REPUBLIKA.CO.ID, JAKARTA -- Anggota Komisi III DPR RI, I Wayan Sudirta menanggapi penolakan Habib Rizieq Shihab menghadiri sidang secara virtual, kasus kerumunan dan swab test RS UMMI Bogor. Politikus PDIP itu menegaskan, majelis hakim memiliki kewenangan untuk memerintahkan jaksa penuntut umum (JPU) menghadirkan Rizieq Shihab dengan upaya paksa.
"Majelis hakim punya kewenangan untuk memerintahkan JPU untuk menghadirkan terdakwa dengan upaya paksa dengan bantuan pihak kepolisian," ujar Wayan saat dihubungi, Senin (22/3).
Menurut Wayan, itu dapat dilakukan jika seandainya Rizieq selaku terdakwa masih menolak dan tidak mau hadir dalam sidang yang dilakukan secara virtual. Dia menerangkan, sejatinya semua pihak yang ada di persidangan pengadilan wajib mengikuti penetapan majelis hakim, tidak terkecuali bagi terdakwa.
"Harus menjalankan apa yang diperintahkan majelis hakim, termasuk menjalani persidangan secara virtual. Tapi kalau terdakwa tidak mau menjawab pertanyaan yang diajukan kepadanya, terdakwa punya hak untuk diam dan tidak menjawab sama sekali," katanya.
Wayan menjelaskan, sidang virtual sendiri sebenarnya sudah lazim dilaksanakan di berbagai negara pada masa pandemi Covid-19. Begitu pula di Indonesia yang sudah sering melaksanakan sidang virtual dalam berbagai kasus.
Sidang virtual dilaksanakan sejak dikeluarkannya Peraturan Mahkamah Agung (Perma) Republik Indonesia Nomor 4 tahun 2020 dan Nomor 5 tahun 2020. Masing-masing peraturan terbit dengan tanggal 25 September 2020 dan 27 November 2020.
Jika masih ada pihak-pihak yang mencoba meragukan keabsahan dan daya laku Perma Nomor 4 dan Nomor 5 tersebut, Wayan mempersilakan yang bersangkutan untuk mempelajari secara mendalam isi dan jiwa UU Nomor 12 tahun 2011 yang telah diubah dengan UU Nomor 15 tahun 2019 tentang Pembentukan Peraturan Perundang Undangan, khususnya pasal 7 dan pasal 8.
"Dengan memahami Perma Nomor 4 dan Nomor 5 sebagai lex spesialis atas KUHAP sebagai lex generalis, maka Perma tersebut punya eksistensi dan daya laku yang kuat, karena tidak bertentangan dan tidak bisa dipertentangkan dengan ketentuan ketentuan yang ada dalam KUHAP," jelas Wayan.
Pada intinya, kata dia, pelaksanaan sidang virtual merupakan upaya negara dalam melindungi seluruh rakyat Indonesia.

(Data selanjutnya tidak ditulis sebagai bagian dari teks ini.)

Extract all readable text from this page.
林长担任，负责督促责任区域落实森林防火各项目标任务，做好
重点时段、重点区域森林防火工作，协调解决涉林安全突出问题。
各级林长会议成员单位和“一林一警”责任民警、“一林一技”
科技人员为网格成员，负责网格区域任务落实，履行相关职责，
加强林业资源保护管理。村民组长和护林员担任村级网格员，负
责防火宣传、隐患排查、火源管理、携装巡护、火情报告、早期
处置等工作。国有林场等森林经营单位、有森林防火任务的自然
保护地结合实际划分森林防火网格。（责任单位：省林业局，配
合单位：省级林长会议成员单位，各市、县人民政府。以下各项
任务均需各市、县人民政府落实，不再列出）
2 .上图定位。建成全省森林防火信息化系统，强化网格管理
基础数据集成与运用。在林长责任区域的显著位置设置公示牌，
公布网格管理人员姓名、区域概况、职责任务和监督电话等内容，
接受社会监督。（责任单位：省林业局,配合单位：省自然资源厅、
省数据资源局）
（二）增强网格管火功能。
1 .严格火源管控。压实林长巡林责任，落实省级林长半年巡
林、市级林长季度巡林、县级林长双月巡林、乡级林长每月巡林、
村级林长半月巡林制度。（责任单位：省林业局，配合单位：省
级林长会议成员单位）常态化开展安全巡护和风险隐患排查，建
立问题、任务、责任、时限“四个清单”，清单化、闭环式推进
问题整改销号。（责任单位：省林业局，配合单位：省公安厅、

Karena perlindungan terhadap seluruh masyarakat merupakan hukum tertinggi.
Kuasa Hukum Habib Rizieq Shihab (HRS), Aziz Yanuar, menyatakan, kliennya tetap berpegang teguh pada pendirian untuk terus menolak sidang secara daring (online). Ia menyampaikan, HRS tak akan mau mengikuti sidang daring.

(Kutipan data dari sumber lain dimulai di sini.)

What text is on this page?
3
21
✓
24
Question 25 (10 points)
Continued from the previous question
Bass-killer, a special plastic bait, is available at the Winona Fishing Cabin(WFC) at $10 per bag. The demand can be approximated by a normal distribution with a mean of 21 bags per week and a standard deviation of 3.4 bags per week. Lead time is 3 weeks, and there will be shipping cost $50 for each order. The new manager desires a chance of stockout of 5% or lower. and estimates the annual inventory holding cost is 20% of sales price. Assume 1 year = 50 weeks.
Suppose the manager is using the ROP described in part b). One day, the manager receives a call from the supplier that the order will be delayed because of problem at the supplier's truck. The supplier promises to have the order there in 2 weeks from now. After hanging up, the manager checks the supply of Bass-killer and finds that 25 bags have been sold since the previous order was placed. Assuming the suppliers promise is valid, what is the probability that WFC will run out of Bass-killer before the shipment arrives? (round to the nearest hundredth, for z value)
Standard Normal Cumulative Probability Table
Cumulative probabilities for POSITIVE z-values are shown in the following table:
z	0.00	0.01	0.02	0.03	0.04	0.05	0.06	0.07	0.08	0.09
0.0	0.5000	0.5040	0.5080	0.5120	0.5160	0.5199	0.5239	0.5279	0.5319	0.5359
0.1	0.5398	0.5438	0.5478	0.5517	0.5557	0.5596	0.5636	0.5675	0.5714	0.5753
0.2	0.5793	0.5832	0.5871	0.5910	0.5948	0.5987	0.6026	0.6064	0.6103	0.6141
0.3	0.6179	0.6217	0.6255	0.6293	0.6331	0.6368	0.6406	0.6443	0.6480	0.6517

Majelis Hakim menunda persidangan HRS dalam perkara kasus kerumunan untuk mengajukan nota keberatan atau eksepsi. Keputusan itu diambil karena HRS diam saat ditanyakan apakah akan mengajukan eksepsi atau tidak oleh majelis hakim pada persidangan yang diselenggarakan virtual, Jumat (19/3).
Aziz menyatakan, pihak kuasa hukum dan HRS tak punya persiapan apa-apa untuk agenda sidang lanjutan pada 23 Maret jika tetap diadakan secara daring. HRS, Aziz menambahkan, tetap tak akan menerima pelaksanaan sidang daring.
"HRS dkk tetap akan tolak sidang online dan tidak mengakui sidang online," kata Aziz pada Republika.co.id, Senin (22/3).